World economic slowdown


US cuts and manufacturing slowdown fuel growth fears
A contraction in European and UK manufacturing and an easing in China is fuelling fears for the world economy just as America embarks on government spending cuts.


1 March, 2013

The pace of manufacturing expansion softened in China, while it contracted in Europe and in Britain, according to new surveys.

The blitz of data drove the FTSE 100 down 0.6pc to 6,324.86, triggered selling across European bourses and sent the pound below the $1.50 mark for the first time since 2010.

While traders sold in Europe, President Barack Obama and Republicans met in Washington in a bid to delay or avert $85bn in government spending cuts - known in the US as the sequester - that are due to start today.

In the absence of growth across Europe and in Britain, investors fear that spending cuts in America could hobble a recovery in the world's largest economy.

That concern was sharpened after separate figures showed incomes in the US tumbled by 3.6pc in January. "The weakness in income is very troubling," said Chris Low, an economist at FTN Financial.
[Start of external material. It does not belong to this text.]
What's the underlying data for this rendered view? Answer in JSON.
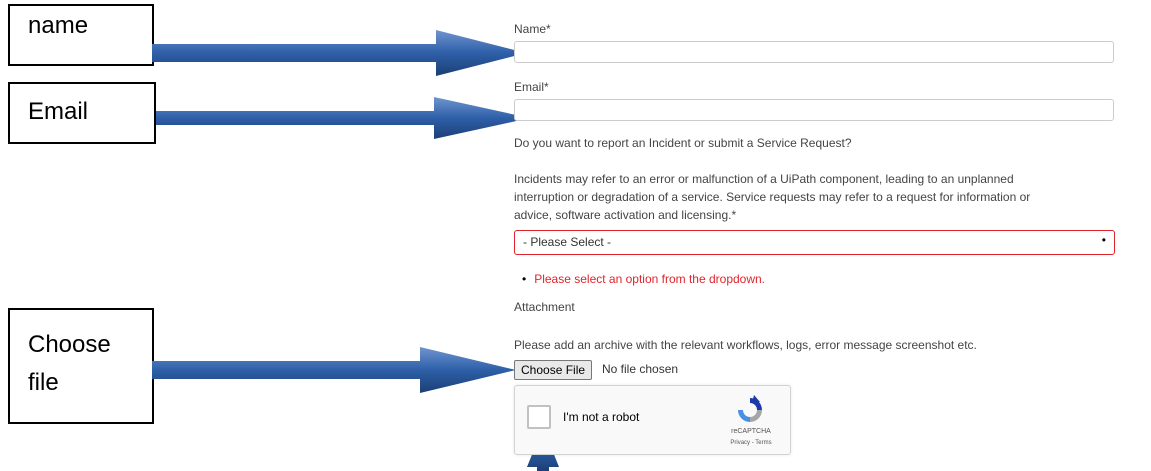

The "sequester is a big deal."

As traders tracked the talks in Washington, there was little encouragement to be taken from most of the manufacturing surveys.

In Britain, activity unexpectedly contracted in February, with an index from the Chartered Institute of Purchasing and Supply sinking to 47.9 from 50.5 in January.

Europe's manufacturing sector contracted for the nineteenth month in a row as the continent's debt crisis weighed on demand. Although still expanding in China, a separate survey showed the pace of manufacturing in Asia's largest economy was at a five-month low.

America's manufacturing sector offered the one bright spot, with an index from the Institute of Supply Manufacturing climbing to a better-than-expected 54.2 last month from 53.1 in January.

Despite the better performance from the US manufacturing, the International Monetary Fund warned this week that the spending cuts will knock about half a percentage point off growth in the world's largest economy.

"The problem though is that we just don’t know how it (the US economy) will react once the cuts really start to come through," said James Knightley, an economist at ING.